Across the street, just inside the halo of a flickering streetlight, stood a girl. She was pale, her hair long and silver-black, her eyes reflecting the distant city lights in a way that made them seem not quite human. Her presence was sharp as winter and yet oddly comforting, like the memory of a lullaby from childhood. Elias blinked, and she was gone. Only the empty street remained, washed pale by the moon.

He pressed his hand to the cold glass. Maybe it was exhaustion. Maybe it was the Veil, thin and shivering in the predawn.

He shivered, but a part of him felt more awake than ever.

---

Elsewhere, Jamie sat cross-legged on his bed, sketchbook open across his knees, flipping through pages filled with symbols and shadowy faces. He felt restless—more than usual. Each time he closed his eyes, he saw the same image: two figures at the edge of a doorway, one clear, the other haloed in light and darkness both.

He didn't remember drawing it, not really. But the marks were his.

Jamie thumbed the edge of the paper, feeling a faint, living pulse beneath his skin. It was almost like the sketches wanted to tell him something, like they were messages for someone who knew how to read between the lines.

Unable to resist, Jamie got dressed and slipped out into the night, sketchbook under his arm. The city was quieter now, and he moved through it like a shadow, heading for the only place that ever felt real to him—the old park with its cracked fountain.

When he arrived, he wasn't surprised to see Elias already there, perched on the rim, eyes distant. Jamie offered a lopsided grin and sat beside him without a word.

He pulled a page from his sketchbook and handed it over. "You ever get the feeling we're just waiting for something to start?"
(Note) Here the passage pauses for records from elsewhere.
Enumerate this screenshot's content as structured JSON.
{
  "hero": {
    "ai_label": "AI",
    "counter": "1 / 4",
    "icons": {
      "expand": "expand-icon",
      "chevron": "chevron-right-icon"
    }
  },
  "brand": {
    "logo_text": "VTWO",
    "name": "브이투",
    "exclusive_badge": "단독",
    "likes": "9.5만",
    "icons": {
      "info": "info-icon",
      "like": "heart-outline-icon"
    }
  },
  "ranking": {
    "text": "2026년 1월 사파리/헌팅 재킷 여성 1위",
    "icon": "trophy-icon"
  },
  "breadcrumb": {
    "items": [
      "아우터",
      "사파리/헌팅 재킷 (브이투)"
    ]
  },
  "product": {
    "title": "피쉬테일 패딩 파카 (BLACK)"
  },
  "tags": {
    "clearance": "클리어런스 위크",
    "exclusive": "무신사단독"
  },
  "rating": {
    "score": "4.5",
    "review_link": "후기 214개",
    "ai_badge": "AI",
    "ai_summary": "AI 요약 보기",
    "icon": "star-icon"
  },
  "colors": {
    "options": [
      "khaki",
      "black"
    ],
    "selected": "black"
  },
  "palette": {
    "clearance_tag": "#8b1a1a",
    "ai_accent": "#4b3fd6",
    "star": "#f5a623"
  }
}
Elias studied the lines—spirals, feathers, a door in shadow. "Yeah," he said softly. "I do."

Jamie pointed to the corner of the drawing. "See that?"
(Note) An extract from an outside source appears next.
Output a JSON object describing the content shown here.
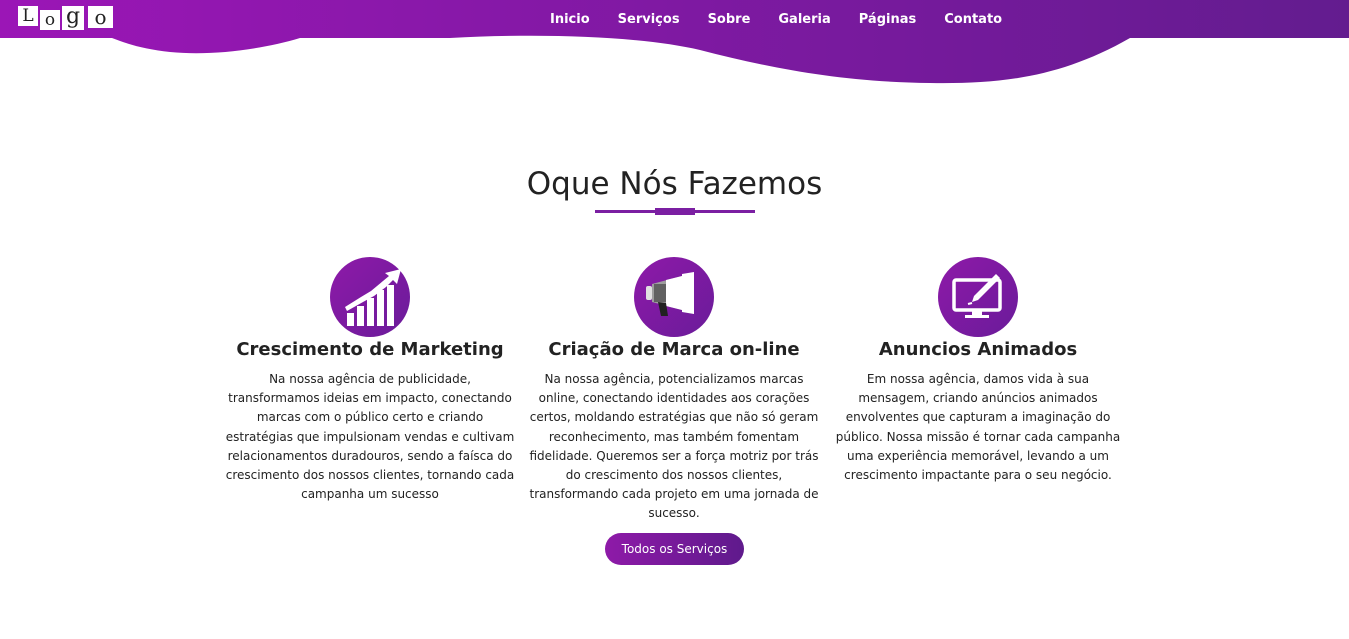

There, barely visible, was a third shape—half-formed, as if the paper itself was uncertain whether it belonged. Elias touched the spot and felt the same electric chill he'd felt in his apartment.

Before either could say more, a feather drifted down from above, pale and glimmering in the moonlight. Elias reached out, catching it. It pulsed, faintly alive in his palm.
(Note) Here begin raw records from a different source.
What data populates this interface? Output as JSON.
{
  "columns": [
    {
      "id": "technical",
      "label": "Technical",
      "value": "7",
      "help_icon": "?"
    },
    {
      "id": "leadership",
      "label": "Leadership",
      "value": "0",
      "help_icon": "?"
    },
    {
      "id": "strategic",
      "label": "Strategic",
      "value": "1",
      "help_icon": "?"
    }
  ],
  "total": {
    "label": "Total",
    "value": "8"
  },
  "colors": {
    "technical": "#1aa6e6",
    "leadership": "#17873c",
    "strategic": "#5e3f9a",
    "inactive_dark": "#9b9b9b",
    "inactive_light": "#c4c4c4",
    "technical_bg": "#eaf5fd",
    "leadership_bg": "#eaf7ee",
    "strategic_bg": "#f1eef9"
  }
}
They sat in silence, watching the fountain, knowing neither could explain what was happening—but also that they weren't alone.

---

On the rooftop above, Mira watched them, unseen. She had been patient for years, moving between shadows, forbidden to interfere—but tonight, the Veil was thinning. The boy, Elias, shimmered with possibility, his energy singing to something old and hidden within her. Jamie's presence steadied the thread, a bridge neither of them understood yet.

She traced a sigil in the air, invisible to all but those who could see beyond. "Guide him, Jamie," she whispered. "No one should face the unknown alone."

A distant siren broke the spell. Mira faded into the mist, her watchful gaze lingering on the boys below. The world's rhythm had shifted. What was begun could no longer be undone.

---

As the night deepened, Elias, Jamie, and the shadowy figure on the roof were drawn together by forces none of them could name.

And somewhere beyond the city, the Veil rippled—waiting for someone brave enough to step through.